Eis aqui um exemplo: este volume das aventuras de Salomão Kane, herói criado por Robert E. Howard quatro anos antes que Conan aparecesse, foi publicado pela portuguesa Saída de Emergência (campeã indisputada no quesito Nome Mais Exótico) em 2005, ganhando mais tarde uma sobrecapa com a imagem do pôster do filme sobre o personagem lançado em 2009, estrelado por James Purefoy ― que, para mim, será sempre o Marco Antônio da série Roma. Note-se que o nome do personagem é grafado no livro como Salomão Kane, enquanto, na sobrecapa, aparece na forma inglesa, Solomon, tal como usado no filme. Usarei Salomão mesmo, tanto por causa do livro como pelo fato de meu primeiro contato com o personagem ter sido nas páginas d'A Espada Selvagem de Conan, que também grafava dessa forma.

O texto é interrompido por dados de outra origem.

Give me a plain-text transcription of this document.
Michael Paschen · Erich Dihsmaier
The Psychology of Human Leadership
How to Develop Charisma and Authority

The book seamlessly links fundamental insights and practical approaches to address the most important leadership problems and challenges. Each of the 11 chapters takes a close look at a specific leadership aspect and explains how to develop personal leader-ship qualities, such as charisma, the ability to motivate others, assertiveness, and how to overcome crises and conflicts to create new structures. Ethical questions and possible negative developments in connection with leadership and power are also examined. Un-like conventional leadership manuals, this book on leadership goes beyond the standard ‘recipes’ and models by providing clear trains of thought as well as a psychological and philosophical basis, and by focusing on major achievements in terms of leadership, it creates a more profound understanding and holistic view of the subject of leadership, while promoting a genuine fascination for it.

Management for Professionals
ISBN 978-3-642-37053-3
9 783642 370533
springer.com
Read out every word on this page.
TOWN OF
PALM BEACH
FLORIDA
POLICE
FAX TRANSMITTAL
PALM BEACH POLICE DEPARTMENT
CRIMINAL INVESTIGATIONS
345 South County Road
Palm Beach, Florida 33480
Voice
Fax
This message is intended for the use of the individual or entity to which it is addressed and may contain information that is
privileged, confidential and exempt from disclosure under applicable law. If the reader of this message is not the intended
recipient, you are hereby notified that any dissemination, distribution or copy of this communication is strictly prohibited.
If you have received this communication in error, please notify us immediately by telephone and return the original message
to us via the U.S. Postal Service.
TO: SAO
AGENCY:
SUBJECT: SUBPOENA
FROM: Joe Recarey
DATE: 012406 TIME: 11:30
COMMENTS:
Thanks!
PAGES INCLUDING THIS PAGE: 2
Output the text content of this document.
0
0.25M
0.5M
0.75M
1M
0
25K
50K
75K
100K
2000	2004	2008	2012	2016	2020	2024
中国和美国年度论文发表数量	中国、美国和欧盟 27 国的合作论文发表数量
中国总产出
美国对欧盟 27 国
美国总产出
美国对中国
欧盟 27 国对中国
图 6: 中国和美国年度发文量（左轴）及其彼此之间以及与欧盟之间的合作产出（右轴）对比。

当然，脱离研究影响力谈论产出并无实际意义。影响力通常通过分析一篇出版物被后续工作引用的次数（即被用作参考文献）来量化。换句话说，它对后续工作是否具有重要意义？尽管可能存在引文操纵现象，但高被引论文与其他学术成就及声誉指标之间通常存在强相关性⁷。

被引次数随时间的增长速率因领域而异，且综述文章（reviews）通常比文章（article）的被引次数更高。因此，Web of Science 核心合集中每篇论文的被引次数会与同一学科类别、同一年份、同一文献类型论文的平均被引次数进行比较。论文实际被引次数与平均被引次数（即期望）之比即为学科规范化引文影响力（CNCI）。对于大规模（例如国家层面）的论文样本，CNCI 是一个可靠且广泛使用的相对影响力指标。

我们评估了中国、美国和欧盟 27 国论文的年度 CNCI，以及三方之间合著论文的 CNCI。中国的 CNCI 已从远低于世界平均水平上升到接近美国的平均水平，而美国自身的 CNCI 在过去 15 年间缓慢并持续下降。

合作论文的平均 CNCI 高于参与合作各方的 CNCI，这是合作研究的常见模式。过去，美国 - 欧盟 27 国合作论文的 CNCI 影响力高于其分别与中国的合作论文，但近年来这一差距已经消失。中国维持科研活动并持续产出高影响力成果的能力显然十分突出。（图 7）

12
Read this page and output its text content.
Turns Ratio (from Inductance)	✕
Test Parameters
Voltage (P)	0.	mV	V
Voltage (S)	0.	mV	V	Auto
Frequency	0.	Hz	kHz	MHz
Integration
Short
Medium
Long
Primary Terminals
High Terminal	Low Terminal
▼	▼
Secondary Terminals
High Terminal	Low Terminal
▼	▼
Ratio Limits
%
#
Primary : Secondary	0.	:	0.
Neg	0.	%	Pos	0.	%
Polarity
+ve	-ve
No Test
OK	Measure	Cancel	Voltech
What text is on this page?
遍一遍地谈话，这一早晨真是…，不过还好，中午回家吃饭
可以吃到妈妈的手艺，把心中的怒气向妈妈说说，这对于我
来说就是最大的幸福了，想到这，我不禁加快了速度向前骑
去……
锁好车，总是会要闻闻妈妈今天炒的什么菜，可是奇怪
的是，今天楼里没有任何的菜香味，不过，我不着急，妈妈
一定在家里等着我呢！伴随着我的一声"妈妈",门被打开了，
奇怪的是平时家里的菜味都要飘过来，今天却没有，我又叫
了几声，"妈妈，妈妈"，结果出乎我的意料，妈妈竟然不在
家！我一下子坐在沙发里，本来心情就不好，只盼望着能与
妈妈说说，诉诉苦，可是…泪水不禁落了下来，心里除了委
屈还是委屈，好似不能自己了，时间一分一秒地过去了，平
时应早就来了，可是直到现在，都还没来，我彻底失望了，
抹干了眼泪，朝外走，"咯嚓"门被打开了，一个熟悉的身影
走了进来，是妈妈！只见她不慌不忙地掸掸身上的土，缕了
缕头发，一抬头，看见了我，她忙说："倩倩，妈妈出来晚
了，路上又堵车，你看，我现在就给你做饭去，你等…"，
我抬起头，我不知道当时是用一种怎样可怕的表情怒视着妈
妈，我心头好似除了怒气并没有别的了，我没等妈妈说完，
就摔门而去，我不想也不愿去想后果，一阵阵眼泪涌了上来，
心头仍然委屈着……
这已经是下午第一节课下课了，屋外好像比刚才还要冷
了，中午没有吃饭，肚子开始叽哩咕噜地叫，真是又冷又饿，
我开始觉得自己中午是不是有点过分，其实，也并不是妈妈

E quem é Salomão Kane? Trata-se de um puritano que vive entre o final do século XVI e o início do XVII, tempos do reinado de Elizabeth I, tempos de Shakespeare e de Francis Drake, bem como de tantas outras personalidades e eventos da maior importância na história da Inglaterra. De modo especial, foi quando o Império Britânico viveu seu momento de maior ímpeto expansionista. "Puritano", aí, significa adepto do puritanismo, movimento religioso que se desenvolveu na Inglaterra, caracterizado por alinhar-se teologicamente com as igrejas protestantes, rejeitando tanto a doutrina católica quanto a anglicana, e por insistir na austeridade dos costumes, tanto que, hoje, é relativamente comum referir-se a qualquer pessoa que se conduza segundo uma moral rígida como sendo "puritana", sem que isso tenha necessariamente a ver com sua formação religiosa.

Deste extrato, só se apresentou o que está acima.